# Lever-y



## bakingjames (Nov 13, 2020)

https://i.ibb.co/wM6rV2d/6-E01117-D-A367-4-E21-AE7-B-82157-EFABF0-C.jpg

Here's me! Recent bout of upgraditis settled with a Weber HG-1 (got a great deal from the owner on a scratched factory second... at least, that's how I justify it). Accompanies my moderately-modded post-millennium Pavoni.

Had to align the burrs out of the box and put more than a kilo of rice through the grinder to pull a decent shot, and now it's excellent. It's hard to know just how much better it is than my old Mazzer Mini, but the salt of my sweat and the lightness of my wallet surely improves things. Only issue is the static. THAT STATIC. Blind tumbler and plastic static wiper is necessity.

The machines are not polished as they should be, apologies.

James


----------



## The Systemic Kid (Nov 23, 2012)

Trying misting the beans a little - helps kill static.


----------



## bakingjames (Nov 13, 2020)

The Systemic Kid said:


> Trying misting the beans a little - helps kill static.


 I've tried this and found it only worked a little! Saw the revolutionary results people with OE Pharoses and previews LWs have posted, but it didn't do much for me.
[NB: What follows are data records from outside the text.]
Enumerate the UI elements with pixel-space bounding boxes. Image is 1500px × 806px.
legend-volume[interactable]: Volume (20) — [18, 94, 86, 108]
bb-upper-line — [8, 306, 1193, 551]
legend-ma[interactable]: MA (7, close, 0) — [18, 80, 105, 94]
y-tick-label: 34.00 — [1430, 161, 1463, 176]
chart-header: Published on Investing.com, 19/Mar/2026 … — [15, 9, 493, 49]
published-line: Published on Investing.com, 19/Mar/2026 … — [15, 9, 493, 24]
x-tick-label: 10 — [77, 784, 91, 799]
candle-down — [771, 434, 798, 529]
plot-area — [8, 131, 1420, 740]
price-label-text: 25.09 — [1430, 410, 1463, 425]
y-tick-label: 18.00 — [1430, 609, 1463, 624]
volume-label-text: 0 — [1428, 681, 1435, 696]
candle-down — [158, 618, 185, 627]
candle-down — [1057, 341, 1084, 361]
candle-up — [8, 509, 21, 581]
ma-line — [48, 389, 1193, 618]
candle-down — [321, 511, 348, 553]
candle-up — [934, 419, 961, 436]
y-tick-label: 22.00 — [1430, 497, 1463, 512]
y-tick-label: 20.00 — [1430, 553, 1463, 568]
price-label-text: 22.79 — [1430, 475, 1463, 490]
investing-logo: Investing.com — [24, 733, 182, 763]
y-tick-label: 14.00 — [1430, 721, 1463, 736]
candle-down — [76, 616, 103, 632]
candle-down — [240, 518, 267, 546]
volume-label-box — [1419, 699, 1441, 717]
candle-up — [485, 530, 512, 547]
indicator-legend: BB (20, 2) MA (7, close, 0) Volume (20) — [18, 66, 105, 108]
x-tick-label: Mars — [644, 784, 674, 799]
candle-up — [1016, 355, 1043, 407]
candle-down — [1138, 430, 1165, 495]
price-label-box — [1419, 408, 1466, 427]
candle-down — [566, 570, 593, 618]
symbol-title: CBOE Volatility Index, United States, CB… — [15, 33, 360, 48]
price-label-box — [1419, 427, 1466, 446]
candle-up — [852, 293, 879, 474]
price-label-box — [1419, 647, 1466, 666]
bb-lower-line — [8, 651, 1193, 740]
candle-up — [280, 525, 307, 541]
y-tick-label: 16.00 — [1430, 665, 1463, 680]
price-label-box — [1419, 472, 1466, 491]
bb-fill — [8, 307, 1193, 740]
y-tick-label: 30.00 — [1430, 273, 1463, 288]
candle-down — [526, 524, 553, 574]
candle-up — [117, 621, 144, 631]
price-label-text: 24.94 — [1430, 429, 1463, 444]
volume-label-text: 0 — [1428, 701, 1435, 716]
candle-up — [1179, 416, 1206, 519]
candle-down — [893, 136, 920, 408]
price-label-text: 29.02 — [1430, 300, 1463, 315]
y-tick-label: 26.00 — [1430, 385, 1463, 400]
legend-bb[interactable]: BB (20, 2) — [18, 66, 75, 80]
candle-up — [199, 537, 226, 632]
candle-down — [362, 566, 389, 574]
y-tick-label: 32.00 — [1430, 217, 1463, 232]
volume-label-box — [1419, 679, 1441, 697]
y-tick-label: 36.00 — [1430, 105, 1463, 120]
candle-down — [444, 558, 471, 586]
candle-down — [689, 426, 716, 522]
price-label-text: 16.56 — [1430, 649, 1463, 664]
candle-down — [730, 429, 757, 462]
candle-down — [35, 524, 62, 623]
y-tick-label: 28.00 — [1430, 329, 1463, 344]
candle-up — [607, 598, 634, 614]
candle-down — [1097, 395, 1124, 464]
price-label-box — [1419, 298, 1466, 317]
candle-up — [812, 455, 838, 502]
It's quite a bit better with darker roasts, for example I found a stark difference switching from quite light roasted, high altitude Ethiopian beans to darker beans more suited to espresso. But still, maybe I'm just not using enough water. Would love to not have to use the static wiper.


----------



## truecksuk (Sep 22, 2011)

Having owned a hg1 i can say that the spray worked 99.9% of the time! I wonder whats changed on the newer generations?!


----------